Nous remercions notre ami Yvan Pelletier, de la Faculté de Philosophie Université Laval de Québec, qui nous permis de publier ce texte sur le couple, qu’il a rédigé en vue de préparer des couples québécois au mariage : 

mariage« Il y a une autre dimension fondamentale du mariage chrétien, mais on y prête peu attention, parce qu’on est habitué à l’expression employée par l’Écriture. Cela nous semble chose tellement évidente qu’on en reste à une interprétation très superficielle. Cette expression est employée, elle aussi, dès le début des Écritures, dans le récit de la Genèse : « L’homme quitte son père et sa mère et s’attache à sa femme, et ils deviennent une seule chair. » (Gn 1, 24) J’ai parlé tout à l’heure de ce que signifie “quitter son père et sa mère”. Maintenant, arrêtons-nous à l’autre partie de cette phrase : “Il s’attache à sa femme, et ils deviennent une seule chair”. En entendant l’expression, tu as évidemment pensé à l’union physique des conjoints dans l’acte sexuel. Mais par-delà cette évidence, il y a plus.

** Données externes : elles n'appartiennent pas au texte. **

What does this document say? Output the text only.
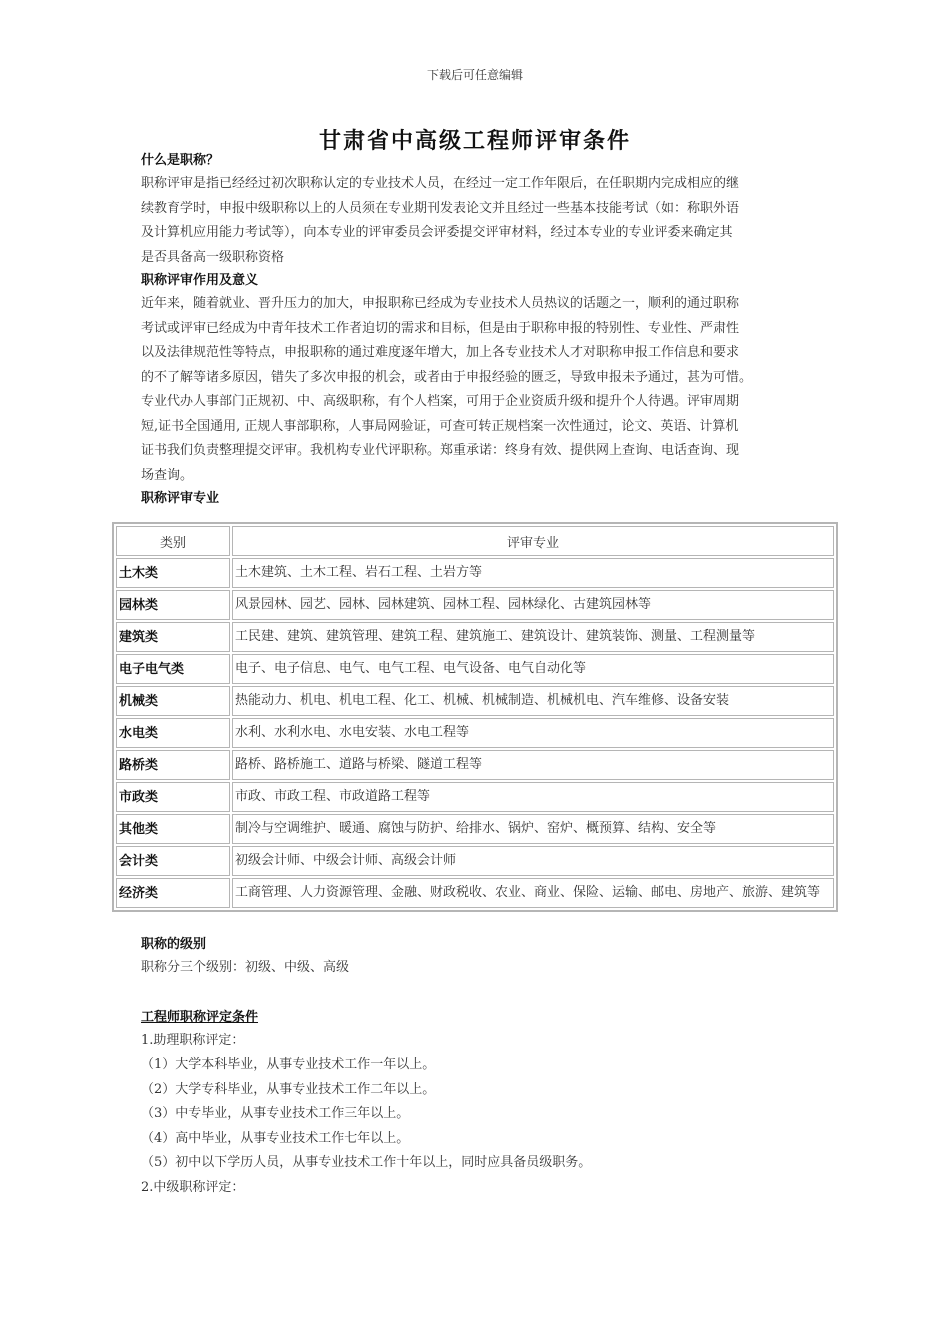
下载后可任意编辑
甘肃省中高级工程师评审条件

什么是职称？

职称评审是指已经经过初次职称认定的专业技术人员，在经过一定工作年限后，在任职期内完成相应的继

续教育学时，申报中级职称以上的人员须在专业期刊发表论文并且经过一些基本技能考试（如：称职外语

及计算机应用能力考试等），向本专业的评审委员会评委提交评审材料，经过本专业的专业评委来确定其

是否具备高一级职称资格

职称评审作用及意义

近年来，随着就业、晋升压力的加大，申报职称已经成为专业技术人员热议的话题之一，顺利的通过职称

考试或评审已经成为中青年技术工作者迫切的需求和目标，但是由于职称申报的特别性、专业性、严肃性

以及法律规范性等特点，申报职称的通过难度逐年增大，加上各专业技术人才对职称申报工作信息和要求

的不了解等诸多原因，错失了多次申报的机会，或者由于申报经验的匮乏，导致申报未予通过，甚为可惜。

专业代办人事部门正规初、中、高级职称，有个人档案，可用于企业资质升级和提升个人待遇。评审周期

短,证书全国通用, 正规人事部职称，人事局网验证，可查可转正规档案一次性通过，论文、英语、计算机

证书我们负责整理提交评审。我机构专业代评职称。郑重承诺：终身有效、提供网上查询、电话查询、现

场查询。

职称评审专业

类别	评审专业
土木类	土木建筑、土木工程、岩石工程、土岩方等
园林类	风景园林、园艺、园林、园林建筑、园林工程、园林绿化、古建筑园林等
建筑类	工民建、建筑、建筑管理、建筑工程、建筑施工、建筑设计、建筑装饰、测量、工程测量等
电子电气类	电子、电子信息、电气、电气工程、电气设备、电气自动化等
机械类	热能动力、机电、机电工程、化工、机械、机械制造、机械机电、汽车维修、设备安装
水电类	水利、水利水电、水电安装、水电工程等
路桥类	路桥、路桥施工、道路与桥梁、隧道工程等
市政类	市政、市政工程、市政道路工程等
其他类	制冷与空调维护、暖通、腐蚀与防护、给排水、锅炉、窑炉、概预算、结构、安全等
会计类	初级会计师、中级会计师、高级会计师
经济类	工商管理、人力资源管理、金融、财政税收、农业、商业、保险、运输、邮电、房地产、旅游、建筑等

职称的级别

职称分三个级别：初级、中级、高级

工程师职称评定条件

1.助理职称评定：

（1）大学本科毕业，从事专业技术工作一年以上。

（2）大学专科毕业，从事专业技术工作二年以上。

（3）中专毕业，从事专业技术工作三年以上。

（4）高中毕业，从事专业技术工作七年以上。

（5）初中以下学历人员，从事专业技术工作十年以上，同时应具备员级职务。

2.中级职称评定：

Une seule chair, oui, cela se réalise d’abord dans l’union sexuelle, mais, justement, cette union crée un nouvel être, un être un. Adam lui-même dira, en voyant Ève : “Pour le coup, c’est l’os de mes os et la chair de ma chair” (Gn 1, 23), et saint Paul soulignera que le corps de la femme mariée ne lui appartient plus, mais appartient à son mari, et que, de même, le corps du mari ne lui appartient plus, mais appartient à sa femme (voir 1 Co 7, 4). En entendant cela, nous sommes portés à penser, superficiellement et sentimen­talement, que le mariage, c’est un peu la juxtaposition de deux personnes, qui font une seule chair dans l’acte sexuel. Pour un Juif, c’est-à-dire pour le peuple avec lequel Dieu a inauguré la révélation de la vérité, il en va tout autrement. Dans l’anthropologie juive, ou, si on veut, dans la conception juive du mariage, cette seule chair créée par le mariage est permanente et comporte plusieurs rôles. Deux principaux au départ : une tête, l’homme, et un corps, la femme. Comprenons-nous bien, parce qu’ici, il y a une révélation très sérieuse, que peu de gens comprennent.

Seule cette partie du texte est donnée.